We also worried that we do not see any move on limiting the use of tenders to deliver basic goods and services and building the capacity of the state to directly deliver these and create jobs. We say this understanding very well that building state-capacity is not a class-neutral issue.  For years, big firms have centred themselves around a technically weak state bureaucracy in order to win tenders for profit-making.  Building state capacity to deliver basic commodities directly therefore constitutes a threat to business interests.   The current weaknesses in planning and co-ordination are to the best interest of some segments of the capitalist class.  It offers an opportunity to derail focus on developmental priorities. 

As COSATU we are worried that the motive forces that are supposed to be behind the NDR lack coherency and are in disarray.  This includes the fact that the NGC reaffirmed the "the ANC as the leader of the Alliance and the strategic political centre". The question that arises is, under such circumstances what becomes of the Alliance and what is its role in advancing the National Democratic Revolution?

We want an Alliance that can mobilise society behind a common popular programme, an Alliance whose authority will not rely on the mercy of incumbent leadership of the ANC but an Alliance whose authority is institutionalized!

Let me report that we have met with the SACP and we had a frank and robust meeting in which we identified areas of mutual irritation and areas for common programme.

We also agreed that the SACP and COSATU may be independent organizations but are integral to each other.

Both   COSATU and the SACP have a responsibility to demonstrate respect to each other's congress resolutions including on matters of leadership. More so each of these organizations has a responsibility to take forward these very resolutions as part of the strategic task to strengthen each other. 
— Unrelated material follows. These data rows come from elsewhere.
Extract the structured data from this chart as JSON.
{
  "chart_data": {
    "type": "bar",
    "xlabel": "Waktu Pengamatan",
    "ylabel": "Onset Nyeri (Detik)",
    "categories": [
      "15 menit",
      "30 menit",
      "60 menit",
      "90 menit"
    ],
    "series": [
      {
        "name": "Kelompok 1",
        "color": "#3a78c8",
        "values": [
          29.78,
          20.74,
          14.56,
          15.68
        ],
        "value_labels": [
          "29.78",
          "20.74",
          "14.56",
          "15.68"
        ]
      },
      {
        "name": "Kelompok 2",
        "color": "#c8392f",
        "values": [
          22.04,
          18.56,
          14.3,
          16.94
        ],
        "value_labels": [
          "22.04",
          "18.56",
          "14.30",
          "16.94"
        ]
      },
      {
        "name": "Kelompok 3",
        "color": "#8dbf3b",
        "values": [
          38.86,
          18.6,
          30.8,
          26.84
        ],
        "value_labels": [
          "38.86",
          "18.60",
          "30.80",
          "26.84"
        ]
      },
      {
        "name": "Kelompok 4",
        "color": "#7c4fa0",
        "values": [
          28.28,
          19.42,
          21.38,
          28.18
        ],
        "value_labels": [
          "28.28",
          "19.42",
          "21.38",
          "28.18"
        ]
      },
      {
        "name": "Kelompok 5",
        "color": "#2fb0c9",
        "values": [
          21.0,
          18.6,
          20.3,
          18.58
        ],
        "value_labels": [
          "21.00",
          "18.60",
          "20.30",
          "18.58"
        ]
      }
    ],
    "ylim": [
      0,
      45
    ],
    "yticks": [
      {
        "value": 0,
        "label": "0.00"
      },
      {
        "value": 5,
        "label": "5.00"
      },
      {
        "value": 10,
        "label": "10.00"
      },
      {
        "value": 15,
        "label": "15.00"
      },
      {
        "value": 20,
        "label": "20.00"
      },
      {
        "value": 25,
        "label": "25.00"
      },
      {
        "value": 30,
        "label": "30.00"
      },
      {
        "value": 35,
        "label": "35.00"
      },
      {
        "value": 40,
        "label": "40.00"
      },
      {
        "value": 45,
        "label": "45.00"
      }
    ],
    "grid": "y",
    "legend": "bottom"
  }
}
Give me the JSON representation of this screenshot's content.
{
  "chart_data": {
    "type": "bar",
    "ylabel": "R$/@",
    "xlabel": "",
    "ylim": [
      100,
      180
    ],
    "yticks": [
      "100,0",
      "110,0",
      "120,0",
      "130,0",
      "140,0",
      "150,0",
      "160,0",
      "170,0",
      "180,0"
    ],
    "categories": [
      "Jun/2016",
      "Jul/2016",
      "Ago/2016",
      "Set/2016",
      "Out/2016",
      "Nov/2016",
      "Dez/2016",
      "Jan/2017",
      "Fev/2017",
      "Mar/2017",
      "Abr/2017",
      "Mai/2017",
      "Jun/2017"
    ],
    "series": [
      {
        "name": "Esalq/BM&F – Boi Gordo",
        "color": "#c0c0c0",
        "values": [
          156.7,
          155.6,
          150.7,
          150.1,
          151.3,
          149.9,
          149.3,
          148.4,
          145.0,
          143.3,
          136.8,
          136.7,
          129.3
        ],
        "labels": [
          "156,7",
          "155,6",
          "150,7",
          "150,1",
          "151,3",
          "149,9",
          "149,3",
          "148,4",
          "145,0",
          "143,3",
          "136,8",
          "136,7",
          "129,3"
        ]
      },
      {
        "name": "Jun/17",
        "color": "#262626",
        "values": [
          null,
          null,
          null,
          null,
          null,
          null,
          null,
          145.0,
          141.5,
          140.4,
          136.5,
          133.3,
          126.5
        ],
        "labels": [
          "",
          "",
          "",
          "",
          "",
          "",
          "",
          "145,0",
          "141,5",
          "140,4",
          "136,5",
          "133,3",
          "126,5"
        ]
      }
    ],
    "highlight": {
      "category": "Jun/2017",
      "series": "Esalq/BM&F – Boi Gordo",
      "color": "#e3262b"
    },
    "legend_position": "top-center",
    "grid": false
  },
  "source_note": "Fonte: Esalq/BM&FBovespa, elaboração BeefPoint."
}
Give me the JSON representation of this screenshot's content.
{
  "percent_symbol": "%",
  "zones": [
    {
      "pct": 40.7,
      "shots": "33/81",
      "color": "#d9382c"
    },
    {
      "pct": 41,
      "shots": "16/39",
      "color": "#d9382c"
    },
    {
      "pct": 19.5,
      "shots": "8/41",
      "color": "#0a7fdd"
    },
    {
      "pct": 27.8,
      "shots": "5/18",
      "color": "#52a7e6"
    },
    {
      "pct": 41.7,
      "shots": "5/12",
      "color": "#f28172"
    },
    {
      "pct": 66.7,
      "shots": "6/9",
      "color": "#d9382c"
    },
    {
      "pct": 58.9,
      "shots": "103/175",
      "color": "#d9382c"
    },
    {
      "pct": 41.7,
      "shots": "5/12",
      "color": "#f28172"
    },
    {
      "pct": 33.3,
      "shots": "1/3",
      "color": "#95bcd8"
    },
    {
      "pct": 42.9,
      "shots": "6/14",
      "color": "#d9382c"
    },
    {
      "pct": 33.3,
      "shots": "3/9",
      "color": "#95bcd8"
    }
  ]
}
The ANC leadership has appealed that the matter regarding 2012 leadership must not be discussed. As COSATU we have also said the same thing about our own congress. Tempting as it may be we must respect the ANC leadership's appeal in the same way we would have expected everyone to respect our appeal about our own congress. In the previous Central Committee extreme political circumstances forced us to do the unusual and we entered into an unprecedented discussion where we went out of our way to discuss the leadership of the ANC. We developed a set of principles that were to guide our intervention.

The outcome of the resolutions we took from that discussion resulted to the historical Polokwane outcome in which on among others the current leadership was elected. In the 10th National Congress we made a commitment to ensure that this leadership succeeds in taking forward the Polokwane mandate. We need to ask if there are any extra ordinary conditions similar to the ones which existed pre Polokwane that may compel us into such a situation, where our structures discuss leadership of other formations when we don't expect the same to happen with us. 
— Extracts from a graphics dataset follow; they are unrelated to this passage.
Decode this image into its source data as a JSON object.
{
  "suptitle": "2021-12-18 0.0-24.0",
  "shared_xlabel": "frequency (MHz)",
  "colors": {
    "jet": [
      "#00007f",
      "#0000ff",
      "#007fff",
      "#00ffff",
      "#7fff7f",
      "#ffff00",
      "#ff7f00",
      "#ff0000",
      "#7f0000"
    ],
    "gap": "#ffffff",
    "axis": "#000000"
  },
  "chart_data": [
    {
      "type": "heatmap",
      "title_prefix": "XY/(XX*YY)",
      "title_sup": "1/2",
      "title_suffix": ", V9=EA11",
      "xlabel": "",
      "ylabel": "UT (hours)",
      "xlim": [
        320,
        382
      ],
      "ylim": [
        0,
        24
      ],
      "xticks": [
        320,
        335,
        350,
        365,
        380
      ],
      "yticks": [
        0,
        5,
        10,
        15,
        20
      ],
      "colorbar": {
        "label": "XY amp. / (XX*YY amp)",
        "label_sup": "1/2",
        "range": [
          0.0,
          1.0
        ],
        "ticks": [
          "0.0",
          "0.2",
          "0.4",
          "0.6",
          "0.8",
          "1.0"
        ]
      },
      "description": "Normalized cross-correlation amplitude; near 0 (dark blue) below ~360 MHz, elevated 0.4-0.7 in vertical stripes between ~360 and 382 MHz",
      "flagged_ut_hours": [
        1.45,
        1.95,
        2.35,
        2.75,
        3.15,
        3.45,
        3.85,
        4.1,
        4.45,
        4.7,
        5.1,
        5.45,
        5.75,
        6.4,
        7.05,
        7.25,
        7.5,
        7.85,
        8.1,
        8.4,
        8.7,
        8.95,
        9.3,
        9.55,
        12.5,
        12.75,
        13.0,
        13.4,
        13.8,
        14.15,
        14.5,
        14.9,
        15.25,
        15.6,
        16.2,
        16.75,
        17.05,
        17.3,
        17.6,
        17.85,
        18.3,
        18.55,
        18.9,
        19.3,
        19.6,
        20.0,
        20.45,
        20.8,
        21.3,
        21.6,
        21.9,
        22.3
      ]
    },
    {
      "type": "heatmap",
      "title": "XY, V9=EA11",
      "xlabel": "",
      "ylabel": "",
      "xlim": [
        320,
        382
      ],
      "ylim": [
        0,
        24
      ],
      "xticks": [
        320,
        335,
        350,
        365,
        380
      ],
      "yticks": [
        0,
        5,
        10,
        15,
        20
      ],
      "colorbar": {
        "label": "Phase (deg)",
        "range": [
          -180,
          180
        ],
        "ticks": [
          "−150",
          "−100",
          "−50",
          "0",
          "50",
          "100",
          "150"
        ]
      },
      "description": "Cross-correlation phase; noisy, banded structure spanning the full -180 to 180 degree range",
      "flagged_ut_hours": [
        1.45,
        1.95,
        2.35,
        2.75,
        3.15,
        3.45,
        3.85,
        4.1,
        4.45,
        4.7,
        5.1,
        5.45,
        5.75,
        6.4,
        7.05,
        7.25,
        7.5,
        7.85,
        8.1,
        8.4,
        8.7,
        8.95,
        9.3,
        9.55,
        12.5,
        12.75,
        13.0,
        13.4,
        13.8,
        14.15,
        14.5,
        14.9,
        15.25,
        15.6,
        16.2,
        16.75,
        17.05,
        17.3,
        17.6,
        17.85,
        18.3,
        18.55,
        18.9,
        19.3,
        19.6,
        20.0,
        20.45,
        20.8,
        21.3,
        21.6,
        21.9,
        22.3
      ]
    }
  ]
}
Even if our members were  to do so in future based on their right as members of the ANC we must  be careful that we do not get trapped into what we have seen others doing on this matter and that is singling out individual leaders.  Ours must remain based on principle, including the principle of collective leadership.
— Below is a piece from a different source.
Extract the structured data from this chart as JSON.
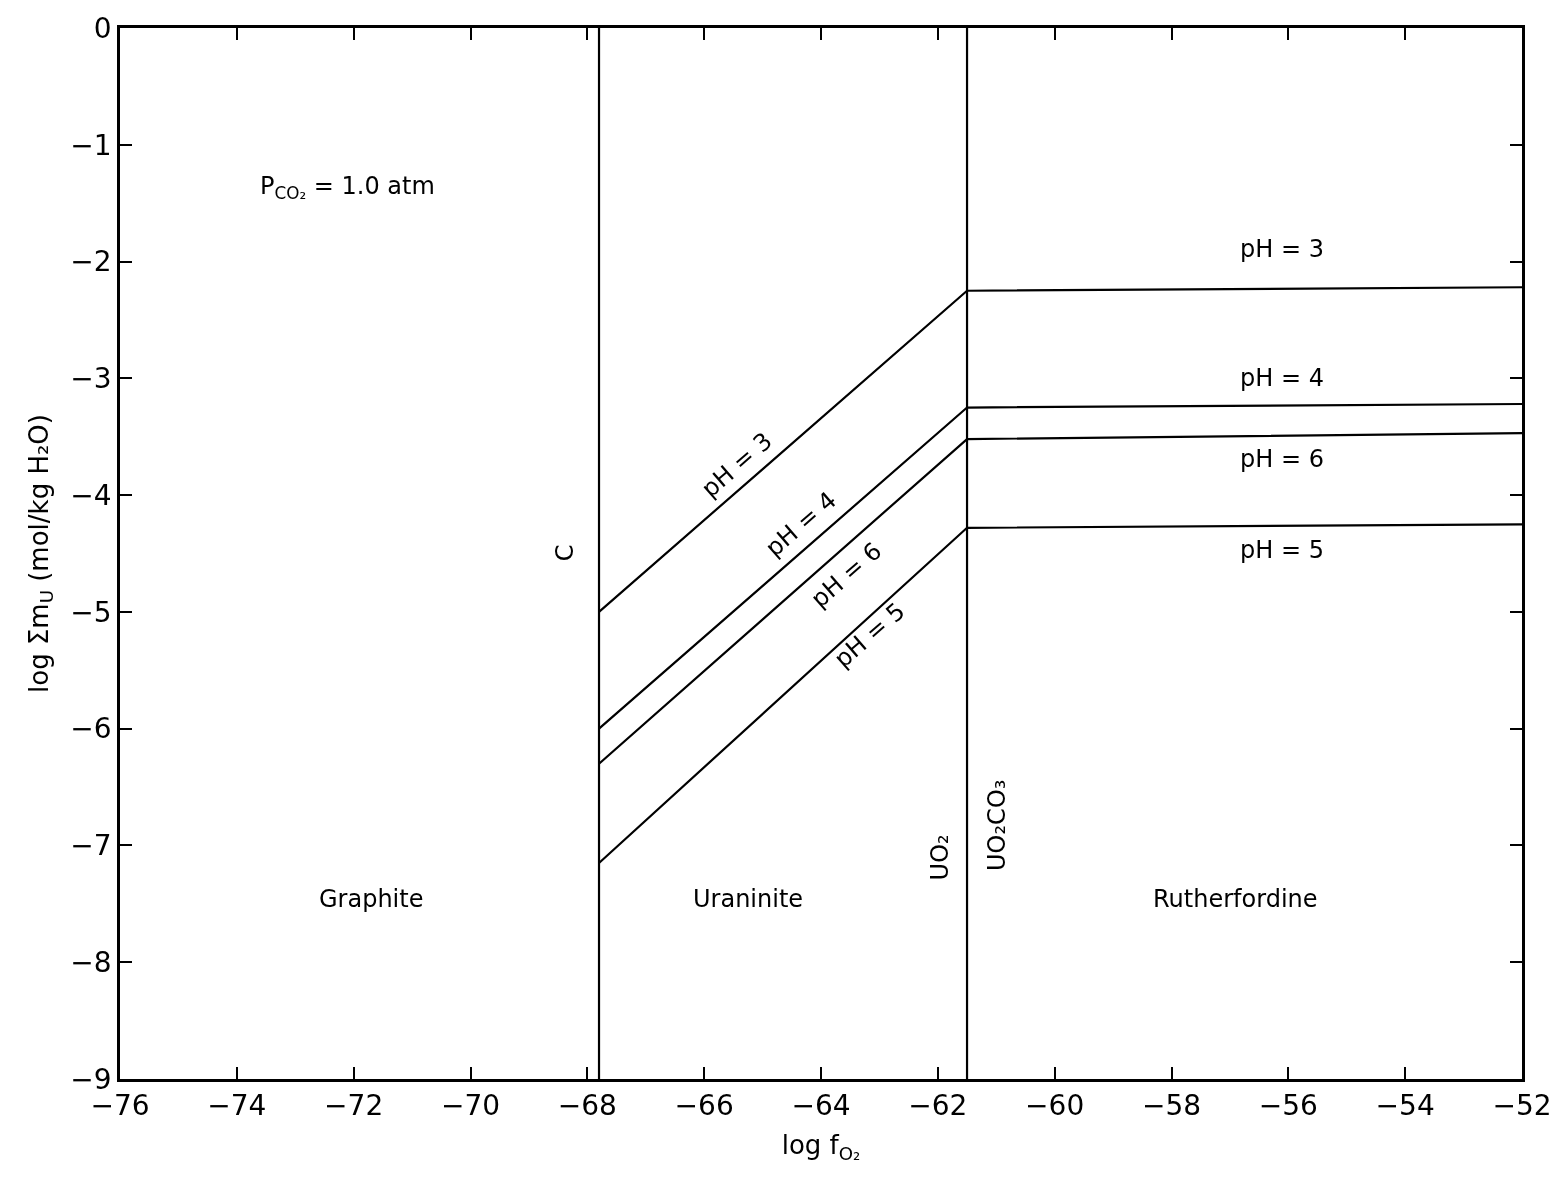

The immediate strategic task we have is to assess progress in the National Democratic Revolution and to see if there are any opportunities or threats existing towards our goal to build a Socialist South Africa. Where there is no clarity or where there is dissatisfaction we have a responsibility to engage directly with our allies in the alliance in particular the ANC and the SACP.

Comrades I want to repeat that throughout this Central Committee, in all our deliberations we must remain guided by the fact ours is a class struggle and this will require consistency and firmness on principle. The country and our people are awaiting the outcome of this meeting with high hopes. 

Let the contest of ideas begin, let the truth and principles of our movement reign in our meeting, let the desire to find solutions be the guiding light during our deliberations

The 5th Central Committee is declared open!